The story of this hat began in the fall of 1979. I was working for J. Calvin Giddings in the Chemistry Department at the University of Utah in Salt Lake City. Karin D. Caldwell, part of our research group and a proud citizen of Sweden, had worn several beautiful traditional hand knit sweaters to work. This was the first I had seen up close the results of techniques that I had read about in Elizabeth Zimmerman's Knitting Without Tears. One day Karin brought in a "ski" hat with patterns in white and dark grey in a fine wool similar to, but not quite like Meg Swanson's Swedish Dubbelmössa hat kit.
It was basically a cylinder with both ends closed. The "inside" end was tucked into the crown, then the edge was turned up to make a cuff of four layers of knitting over the ears.
I had some knitting worsted in medium blue and some white which would look good on a blond, blue eyed boy who was almost two.
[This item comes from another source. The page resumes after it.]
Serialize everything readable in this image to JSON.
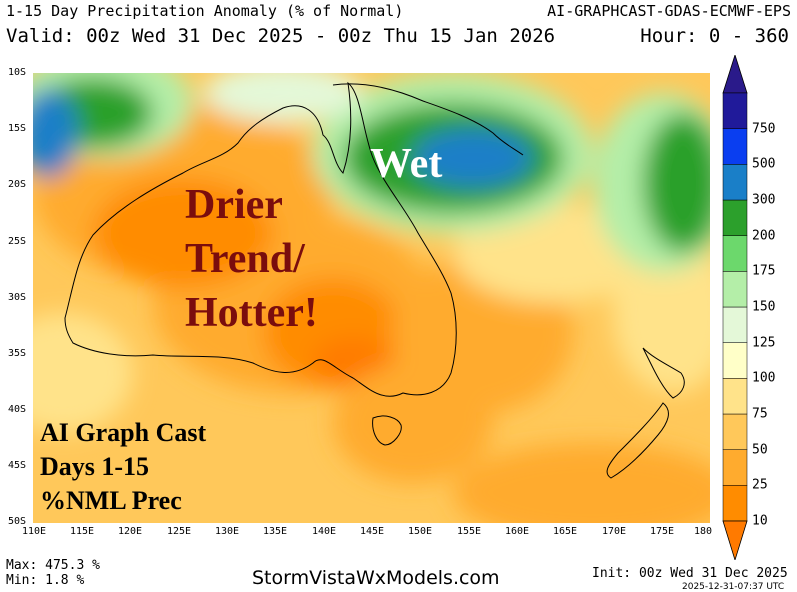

After capturing the toddler and measuring his head, I cast on 99 stitches in the blue on a circular needle, joined it, and knit around plain for 4.5 inches. I then started the patterns, which had a 9 stitch repeat, carrying the white on one hand and the blue on the other taking care to leave the loops fairly loose for 6 more inches. I then divided the stitches into four sections with markers and decreased on either side of each marker every other row until the work became tight, then transferred onto sock needles until there were two stitches left on each section. I then threaded the end through the loops and broke the yarn. I think this was the "second" fitting, and found there was some room to grow.
The blue yarn was almost done, but I darned in the ends and picked up and knit the cast on stitches until it was used up, almost another inch. I had some gold worsted weight yarn and some charcoal gray sport weight yarn, so switched to the gold and knit about an inch, then knit the child's name and date over 5 rows in the charcoal filling in the extra spaces with diagonal lines 3 stitches apart. I continued knitting and got well up onto the crown when the gold started to run out. This hat takes about the same amount of yarn as three plain hats! I joined in the charcoal and knit a simple pattern for a transition, then switched to all gray. I took care of the ends, then knit plain for about an inch then divided into four sections and decreased to close the end.
So, what I had was an prolate spheroid, a shape formed when an elipse is rotated around it's major axis, 21 inches long. The circular cross section at it's center was 20 inches diameter. The child, totally oblivious to the geometry, wore it to play in the snow and everyone thought it was cute.
I made several adult versions in Icelandic yarn and another for the child in rainbow stripes that never came back after a day care trip to see a performance of Peter Pan where the child decided to try being one of the lost boys. Several years later I made a red hat for the child to match a favorite sweater, which he wore for years. I ended up knitting the inside sections in lighter weight yarn. When I began spinning, I found that brushing the Icelandic wool with my cards to raise the nap made an even warmer hat.
This is still one of my favorite hat patterns, either in one color or patterns. I now use fingering or sport weight wool and have been starting on the inside and increasing instead of knitting the outside first then picking up stitches for the lining. It doesn't have a wrong side and the tension produced by turning up the cuff makes it stay on even without any ribbing. Washing it is a lot easier than for other heavy hats because when it is unfolded, there are only two layers.
The biggest challenge is to keep on knitting even with it seems to be impossibly long. Folklore has it that you should be able to carry a sandwich in the space at the top to snack on while cross country skiing.